A unified strategy for implementing curiosity and empowerment driven reinforcement learning

Although there are many approaches to implement intrinsically motivated artificial agents, the combined usage of multiple intrinsic drives remains still a relatively unexplored research area. Specifically, we hypothesize that a mechanism capable of quantifying and controlling the evolution of the information flow between the agent and the environment could be the fundamental component for implementing a higher degree of autonomy into artificial intelligent agents. This paper propose a unified strategy for implementing two semantically orthogonal intrinsic motivations: curiosity and empowerment.

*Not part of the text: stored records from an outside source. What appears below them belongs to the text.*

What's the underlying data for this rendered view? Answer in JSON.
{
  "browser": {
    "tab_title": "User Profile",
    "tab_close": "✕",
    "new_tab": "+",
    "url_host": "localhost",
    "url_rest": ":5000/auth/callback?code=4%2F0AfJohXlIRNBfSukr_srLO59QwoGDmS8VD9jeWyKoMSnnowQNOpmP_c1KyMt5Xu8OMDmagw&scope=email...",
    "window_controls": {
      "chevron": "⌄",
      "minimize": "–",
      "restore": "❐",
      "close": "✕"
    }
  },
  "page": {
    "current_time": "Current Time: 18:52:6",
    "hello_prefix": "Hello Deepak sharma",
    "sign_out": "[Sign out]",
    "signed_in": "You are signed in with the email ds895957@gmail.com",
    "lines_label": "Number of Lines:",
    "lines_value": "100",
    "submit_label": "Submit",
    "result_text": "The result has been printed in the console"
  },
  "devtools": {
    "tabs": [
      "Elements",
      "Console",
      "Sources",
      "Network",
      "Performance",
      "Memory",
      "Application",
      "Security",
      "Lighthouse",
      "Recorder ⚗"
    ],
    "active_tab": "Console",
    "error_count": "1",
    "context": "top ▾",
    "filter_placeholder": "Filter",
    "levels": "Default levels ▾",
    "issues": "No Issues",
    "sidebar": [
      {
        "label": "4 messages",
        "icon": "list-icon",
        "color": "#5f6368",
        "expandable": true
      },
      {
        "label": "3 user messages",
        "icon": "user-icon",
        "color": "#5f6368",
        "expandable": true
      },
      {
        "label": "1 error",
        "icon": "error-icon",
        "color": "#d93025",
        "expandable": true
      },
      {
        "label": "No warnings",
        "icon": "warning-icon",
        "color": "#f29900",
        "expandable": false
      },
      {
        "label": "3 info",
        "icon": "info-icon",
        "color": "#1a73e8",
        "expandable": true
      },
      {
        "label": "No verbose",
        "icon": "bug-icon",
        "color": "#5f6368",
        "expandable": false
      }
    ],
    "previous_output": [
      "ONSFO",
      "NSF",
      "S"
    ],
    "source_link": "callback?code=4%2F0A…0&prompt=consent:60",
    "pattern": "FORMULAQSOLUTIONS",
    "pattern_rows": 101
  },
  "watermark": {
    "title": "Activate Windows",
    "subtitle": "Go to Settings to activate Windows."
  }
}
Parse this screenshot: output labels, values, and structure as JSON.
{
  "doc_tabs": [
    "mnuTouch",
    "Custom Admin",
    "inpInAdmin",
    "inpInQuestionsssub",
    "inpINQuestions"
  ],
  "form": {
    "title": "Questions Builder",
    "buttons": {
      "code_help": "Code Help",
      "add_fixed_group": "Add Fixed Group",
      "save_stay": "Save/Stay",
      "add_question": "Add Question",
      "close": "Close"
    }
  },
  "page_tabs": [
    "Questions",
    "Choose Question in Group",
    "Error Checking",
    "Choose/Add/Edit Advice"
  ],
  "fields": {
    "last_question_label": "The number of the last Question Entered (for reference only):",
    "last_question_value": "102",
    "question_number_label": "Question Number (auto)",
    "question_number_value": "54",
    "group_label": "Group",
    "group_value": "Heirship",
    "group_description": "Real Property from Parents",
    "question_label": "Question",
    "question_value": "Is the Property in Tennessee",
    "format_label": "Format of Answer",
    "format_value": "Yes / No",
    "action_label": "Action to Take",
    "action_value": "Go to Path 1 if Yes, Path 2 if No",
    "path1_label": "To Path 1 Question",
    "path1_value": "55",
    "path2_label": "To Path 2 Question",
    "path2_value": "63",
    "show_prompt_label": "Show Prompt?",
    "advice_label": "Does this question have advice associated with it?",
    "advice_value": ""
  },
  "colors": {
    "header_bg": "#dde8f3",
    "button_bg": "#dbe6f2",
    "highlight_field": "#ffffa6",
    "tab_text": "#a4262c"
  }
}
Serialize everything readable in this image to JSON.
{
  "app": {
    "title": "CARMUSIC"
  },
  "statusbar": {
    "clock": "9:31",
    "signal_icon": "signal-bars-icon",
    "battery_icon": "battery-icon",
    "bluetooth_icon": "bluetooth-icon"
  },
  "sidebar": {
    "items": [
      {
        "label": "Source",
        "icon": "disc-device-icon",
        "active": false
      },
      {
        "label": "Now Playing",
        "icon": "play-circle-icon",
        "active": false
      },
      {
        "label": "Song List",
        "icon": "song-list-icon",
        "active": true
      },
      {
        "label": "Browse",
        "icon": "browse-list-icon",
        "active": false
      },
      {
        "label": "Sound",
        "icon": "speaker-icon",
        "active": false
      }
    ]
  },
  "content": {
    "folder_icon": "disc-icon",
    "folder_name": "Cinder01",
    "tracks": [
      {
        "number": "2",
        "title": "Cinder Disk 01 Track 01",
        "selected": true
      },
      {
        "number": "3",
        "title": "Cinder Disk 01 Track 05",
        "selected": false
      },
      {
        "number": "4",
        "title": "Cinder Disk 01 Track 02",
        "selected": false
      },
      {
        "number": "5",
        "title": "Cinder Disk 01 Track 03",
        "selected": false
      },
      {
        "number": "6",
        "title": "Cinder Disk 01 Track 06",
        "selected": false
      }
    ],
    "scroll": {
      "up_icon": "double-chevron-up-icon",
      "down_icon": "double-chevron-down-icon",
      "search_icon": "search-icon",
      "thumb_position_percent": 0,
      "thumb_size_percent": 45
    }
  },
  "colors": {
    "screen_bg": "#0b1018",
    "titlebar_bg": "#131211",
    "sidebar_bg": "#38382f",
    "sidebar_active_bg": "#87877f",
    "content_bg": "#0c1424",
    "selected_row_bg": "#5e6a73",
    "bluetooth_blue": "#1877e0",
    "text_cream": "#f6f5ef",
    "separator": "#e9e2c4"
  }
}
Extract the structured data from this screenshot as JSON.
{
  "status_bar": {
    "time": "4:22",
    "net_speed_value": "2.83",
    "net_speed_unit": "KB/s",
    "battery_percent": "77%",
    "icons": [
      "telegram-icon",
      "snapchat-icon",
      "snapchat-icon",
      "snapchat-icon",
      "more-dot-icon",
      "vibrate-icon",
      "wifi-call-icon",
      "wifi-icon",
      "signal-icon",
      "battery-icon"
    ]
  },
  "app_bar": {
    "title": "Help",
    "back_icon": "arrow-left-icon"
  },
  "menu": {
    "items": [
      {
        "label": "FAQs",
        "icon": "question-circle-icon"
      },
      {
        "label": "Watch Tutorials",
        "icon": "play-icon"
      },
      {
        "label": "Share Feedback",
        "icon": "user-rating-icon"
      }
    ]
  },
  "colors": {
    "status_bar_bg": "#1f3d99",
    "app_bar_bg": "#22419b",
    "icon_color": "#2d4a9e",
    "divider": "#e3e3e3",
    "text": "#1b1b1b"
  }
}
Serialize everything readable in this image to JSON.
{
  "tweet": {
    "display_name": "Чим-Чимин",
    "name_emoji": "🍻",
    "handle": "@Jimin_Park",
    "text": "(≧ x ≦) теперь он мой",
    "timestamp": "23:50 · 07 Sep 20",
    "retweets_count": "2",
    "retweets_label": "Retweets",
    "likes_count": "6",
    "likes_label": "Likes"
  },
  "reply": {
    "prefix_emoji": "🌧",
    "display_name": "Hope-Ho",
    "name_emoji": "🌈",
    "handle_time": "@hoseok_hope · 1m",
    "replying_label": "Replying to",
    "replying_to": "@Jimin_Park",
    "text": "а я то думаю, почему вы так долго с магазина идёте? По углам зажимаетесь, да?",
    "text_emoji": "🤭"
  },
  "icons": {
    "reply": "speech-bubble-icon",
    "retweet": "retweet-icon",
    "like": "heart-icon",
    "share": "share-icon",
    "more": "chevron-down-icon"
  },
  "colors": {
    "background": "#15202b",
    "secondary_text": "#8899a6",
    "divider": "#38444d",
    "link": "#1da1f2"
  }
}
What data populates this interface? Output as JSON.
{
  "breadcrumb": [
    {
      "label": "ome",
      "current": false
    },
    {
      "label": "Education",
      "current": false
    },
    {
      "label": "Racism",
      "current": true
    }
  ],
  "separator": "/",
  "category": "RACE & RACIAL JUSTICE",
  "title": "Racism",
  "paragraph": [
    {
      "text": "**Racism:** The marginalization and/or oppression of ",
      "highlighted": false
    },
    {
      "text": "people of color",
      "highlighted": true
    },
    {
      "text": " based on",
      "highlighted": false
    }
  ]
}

Curiosity reward informs the agent about the relevance of a recent agent action, whereas empowerment is implemented as the opposite information flow from the agent to the environment that quantifies the agent's potential of controlling its own future. We show that an additional homeostatic drive is derived from the curiosity reward, which generalizes and enhances the information gain of a classical curious/heterostatic reinforcement learning agent. We show how a shared internal model by curiosity and empowerment facilitates a more efficient training of the empowerment function. Finally, we discuss future directions for further leveraging the interplay between these two intrinsic rewards.

Curiosity-driven reinforcement learning with homeostatic regulation

We propose a curiosity reward based on information theory principles and consistent with the animal instinct to maintain certain critical parameters within a bounded range. Our experimental validation shows the added value of the additional homeostatic drive to enhance the overall information gain of a reinforcement learning agent interacting with a complex environment using continuous actions. Our method builds upon two ideas: i) To take advantage of a new Bellman-like equation of information gain and ii) to simplify the computation of the local rewards by avoiding the approximation of complex distributions over continuous states and actions.